It's all just to start a blog
The idea
I decided to start a personal blog. I could just open any text editor, type something and store it in the cloud, but then I would want to get back to those notes at any moment without remembering where I put them. I know there are tons of existing out-of-the-box solutions that do not require any coding skills. They are just there. But I wanted to have it really personal, so my own domain was a requirement. I went to Cloudflare and bought one. Now what? Wait 4 months before realizing that I can build and deploy a blog from the phone while lying in a hammock in the park.
The plan
So, I thought to myself — I have a $4 GitHub Pro account and on top of it Copilot Pro for $10, which I subscribed to mostly because I was tired of setting up Android Studio once a year when I want to fix something in my mobile app I built back in 2012. Then in addition I have Claude Pro and of course ChatGPT Plus. The latter is just for non-computer-science-related daily routines.

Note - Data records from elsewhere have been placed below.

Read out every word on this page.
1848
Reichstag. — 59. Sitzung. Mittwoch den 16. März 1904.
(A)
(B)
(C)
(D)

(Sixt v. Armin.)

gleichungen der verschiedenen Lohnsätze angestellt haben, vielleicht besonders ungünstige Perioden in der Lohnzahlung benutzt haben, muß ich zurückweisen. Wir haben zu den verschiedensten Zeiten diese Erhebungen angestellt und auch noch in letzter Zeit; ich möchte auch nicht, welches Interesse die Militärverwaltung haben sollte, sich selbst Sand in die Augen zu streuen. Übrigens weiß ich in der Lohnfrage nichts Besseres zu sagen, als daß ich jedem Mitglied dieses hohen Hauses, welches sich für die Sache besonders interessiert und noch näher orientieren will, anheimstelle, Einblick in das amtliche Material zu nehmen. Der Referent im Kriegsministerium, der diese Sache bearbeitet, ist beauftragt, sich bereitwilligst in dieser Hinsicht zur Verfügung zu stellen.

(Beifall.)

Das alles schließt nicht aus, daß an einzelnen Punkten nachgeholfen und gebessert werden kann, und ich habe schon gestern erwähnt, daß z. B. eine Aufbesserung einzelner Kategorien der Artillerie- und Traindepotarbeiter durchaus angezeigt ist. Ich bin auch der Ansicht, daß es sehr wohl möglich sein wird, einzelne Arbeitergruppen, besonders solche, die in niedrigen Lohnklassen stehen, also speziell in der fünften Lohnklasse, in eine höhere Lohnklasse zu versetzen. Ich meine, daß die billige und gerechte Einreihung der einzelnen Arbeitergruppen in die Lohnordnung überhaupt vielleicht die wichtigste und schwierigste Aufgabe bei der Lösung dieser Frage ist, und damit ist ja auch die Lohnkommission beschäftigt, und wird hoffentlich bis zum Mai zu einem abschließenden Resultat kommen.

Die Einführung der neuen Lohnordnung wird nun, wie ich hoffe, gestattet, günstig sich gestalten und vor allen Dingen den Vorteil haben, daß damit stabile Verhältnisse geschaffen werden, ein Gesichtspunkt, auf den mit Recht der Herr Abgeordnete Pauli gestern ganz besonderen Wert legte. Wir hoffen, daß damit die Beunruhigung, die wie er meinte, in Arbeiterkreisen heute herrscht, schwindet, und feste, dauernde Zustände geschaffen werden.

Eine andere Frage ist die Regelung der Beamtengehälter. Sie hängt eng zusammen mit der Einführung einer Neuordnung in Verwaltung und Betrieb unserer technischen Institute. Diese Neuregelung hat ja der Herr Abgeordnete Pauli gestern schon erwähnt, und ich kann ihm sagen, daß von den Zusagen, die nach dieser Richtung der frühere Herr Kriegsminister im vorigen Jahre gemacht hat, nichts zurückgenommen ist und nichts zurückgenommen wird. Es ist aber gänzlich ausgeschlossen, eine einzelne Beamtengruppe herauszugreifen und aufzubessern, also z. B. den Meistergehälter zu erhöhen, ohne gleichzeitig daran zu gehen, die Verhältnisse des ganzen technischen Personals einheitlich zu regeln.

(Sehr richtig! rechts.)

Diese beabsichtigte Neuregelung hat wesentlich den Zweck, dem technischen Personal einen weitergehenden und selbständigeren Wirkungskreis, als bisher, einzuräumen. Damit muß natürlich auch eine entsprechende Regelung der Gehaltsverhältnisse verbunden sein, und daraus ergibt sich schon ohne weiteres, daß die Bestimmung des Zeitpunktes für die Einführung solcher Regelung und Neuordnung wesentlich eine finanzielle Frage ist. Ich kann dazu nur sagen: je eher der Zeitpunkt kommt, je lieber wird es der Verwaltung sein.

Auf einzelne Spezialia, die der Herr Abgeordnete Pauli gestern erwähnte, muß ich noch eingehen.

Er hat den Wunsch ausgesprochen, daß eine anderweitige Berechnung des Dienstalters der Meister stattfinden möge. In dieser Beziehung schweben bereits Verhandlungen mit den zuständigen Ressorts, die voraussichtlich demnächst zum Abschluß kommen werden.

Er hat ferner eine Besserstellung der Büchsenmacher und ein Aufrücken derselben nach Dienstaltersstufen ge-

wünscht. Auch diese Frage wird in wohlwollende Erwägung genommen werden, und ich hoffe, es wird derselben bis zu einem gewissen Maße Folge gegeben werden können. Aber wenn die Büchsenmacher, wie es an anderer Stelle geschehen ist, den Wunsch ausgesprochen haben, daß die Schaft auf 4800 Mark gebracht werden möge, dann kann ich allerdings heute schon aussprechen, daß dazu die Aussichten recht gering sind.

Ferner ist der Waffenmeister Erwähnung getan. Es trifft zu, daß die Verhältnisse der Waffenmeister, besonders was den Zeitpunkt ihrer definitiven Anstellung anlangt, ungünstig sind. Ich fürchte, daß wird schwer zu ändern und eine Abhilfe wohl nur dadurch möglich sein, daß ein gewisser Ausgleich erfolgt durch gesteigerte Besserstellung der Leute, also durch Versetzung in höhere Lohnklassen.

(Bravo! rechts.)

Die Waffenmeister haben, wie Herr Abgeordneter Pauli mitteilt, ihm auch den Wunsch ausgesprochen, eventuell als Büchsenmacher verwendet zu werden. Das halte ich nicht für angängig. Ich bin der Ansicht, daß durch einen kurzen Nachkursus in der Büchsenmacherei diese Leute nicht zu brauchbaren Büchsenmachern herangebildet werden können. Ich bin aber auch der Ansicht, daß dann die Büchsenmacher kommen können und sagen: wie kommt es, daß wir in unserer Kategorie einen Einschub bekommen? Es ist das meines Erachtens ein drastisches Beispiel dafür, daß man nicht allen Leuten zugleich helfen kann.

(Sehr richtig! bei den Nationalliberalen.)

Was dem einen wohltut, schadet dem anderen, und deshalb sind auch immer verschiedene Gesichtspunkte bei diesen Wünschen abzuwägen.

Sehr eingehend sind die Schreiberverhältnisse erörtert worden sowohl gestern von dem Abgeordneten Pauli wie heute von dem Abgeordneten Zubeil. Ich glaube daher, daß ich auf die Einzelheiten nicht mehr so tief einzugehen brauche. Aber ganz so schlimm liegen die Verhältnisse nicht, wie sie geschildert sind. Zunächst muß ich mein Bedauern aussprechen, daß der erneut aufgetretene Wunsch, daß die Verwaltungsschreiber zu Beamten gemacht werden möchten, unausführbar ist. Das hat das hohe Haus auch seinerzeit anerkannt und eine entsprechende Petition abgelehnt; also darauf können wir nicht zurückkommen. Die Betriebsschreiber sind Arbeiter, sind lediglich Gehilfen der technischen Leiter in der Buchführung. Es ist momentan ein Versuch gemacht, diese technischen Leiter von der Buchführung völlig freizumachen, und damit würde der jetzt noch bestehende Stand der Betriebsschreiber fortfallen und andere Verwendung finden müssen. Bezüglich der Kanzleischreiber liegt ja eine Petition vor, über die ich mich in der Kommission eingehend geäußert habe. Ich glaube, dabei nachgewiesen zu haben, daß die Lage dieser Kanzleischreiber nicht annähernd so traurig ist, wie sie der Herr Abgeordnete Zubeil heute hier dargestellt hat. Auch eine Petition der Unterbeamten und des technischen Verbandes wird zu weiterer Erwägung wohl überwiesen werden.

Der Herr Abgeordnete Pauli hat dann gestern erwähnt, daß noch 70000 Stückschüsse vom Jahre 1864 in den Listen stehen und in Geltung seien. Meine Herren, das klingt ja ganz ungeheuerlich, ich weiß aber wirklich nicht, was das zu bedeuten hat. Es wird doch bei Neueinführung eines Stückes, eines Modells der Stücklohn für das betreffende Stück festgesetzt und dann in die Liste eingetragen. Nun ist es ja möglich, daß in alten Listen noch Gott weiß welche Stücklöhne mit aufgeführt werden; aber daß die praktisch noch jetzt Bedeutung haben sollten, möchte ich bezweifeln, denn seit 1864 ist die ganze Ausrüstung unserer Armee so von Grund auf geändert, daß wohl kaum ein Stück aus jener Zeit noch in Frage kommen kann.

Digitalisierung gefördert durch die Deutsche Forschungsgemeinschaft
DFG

I talked to Claude (Sonnet 4.6) to understand what the easiest way would be, considering my setup, to create a site for a personal blog. I already had experience with deploying GitHub Pages with a custom domain, so the question was not about the deployment platform, but more about the tech stack for rendering. Apparently Jekyll was the default choice for GitHub Pages, but I also wanted my site to be optimized for mobile devices, since I mostly have time to work on personal stuff from mobile. It’s that simple — I don’t have my own laptop/PC and I do not wish to have personal stuff lying around on a work machine. After my brief explanation Claude suggested Astro instead.
Quote from Claude and the resource it took it from: “Astro’s islands architecture decouples content from interactivity, so pages render as lightweight HTML with zero JS unless needed — ultra-fast loads and great SEO, a dream combo for content-rich sites”.
The implementation
Ok, sounds fancy and simple enough. Next step was to ask Claude to prepare a prompt with technical details. And here is where I forgot to add an important phrase that I use in all conversations with AI about technical implementation — “Always search the web to double-check your suggestions about library versions and compatibilities between dependencies. Check the most recent official documentation and/or trusted communities”. I found this very useful and helpful. It significantly improves the planning phase.
I opened an issue in GitHub and asked Copilot agent to implement it using Sonnet 4.6. I asked Opus 4.6 (from mobile Claude Code using a remote environment I already had with access to my repos) to review the implementation. After a few rounds of reviews and fixes, caused by me forgetting the aforementioned instruction in the prompt, I finally approved the initial PR and deployment failed.
And this time it was another human mistake — I hadn’t yet added the custom domain, but the Astro site was deployed with config for it.
Now, it was time to decide how I would like to publish posts. I asked Claude on Sonnet 4.6 for the options, and it immediately suggested I install Claude Code action and add a workflow that uses it whenever I create an issue with some label.
But instead I just added a file to the commands folder for Claude with instructions on how to review and edit posts and added a reference to it in CLAUDE.md. Yes, no skills at this point. I was wondering if the GitHub Copilot agent would read CLAUDE.md when using Anthropic models. It worked fine, actually.
Next step was to check how a GPT model can handle this without adding vendor-specific instruction files. GPT-5.4 figured out what the task required, but it of course made a lot of extra steps. So, even though it worked, this was extremely inefficient.
Finally the obvious choice was to create a custom GitHub Copilot agent, which is analogous to Anthropic’s agents definition. Basically I just reused the same prompt. This produced almost identical results as the test with Anthropic models and CLAUDE.md.
The result
Now I have a personal blog built with AI in less than a day — all from mobile. Most of the time I spent adjusting prompts for different agent tasks and fighting with library dependency issues.
However, the approach I used for blog post AI review and editing is not at all deterministic. But it is ok for a quick start and I will improve it over time.
That said, publishing drafts from mobile using my custom setup turns out to be quite inconvenient — I had to copy-paste blog drafts into Copilot agent and Claude Code mobile apps. I’m planning to set up Obsidian with git sync so I can write posts and push drafts straight to the repo without needing a full dev environment.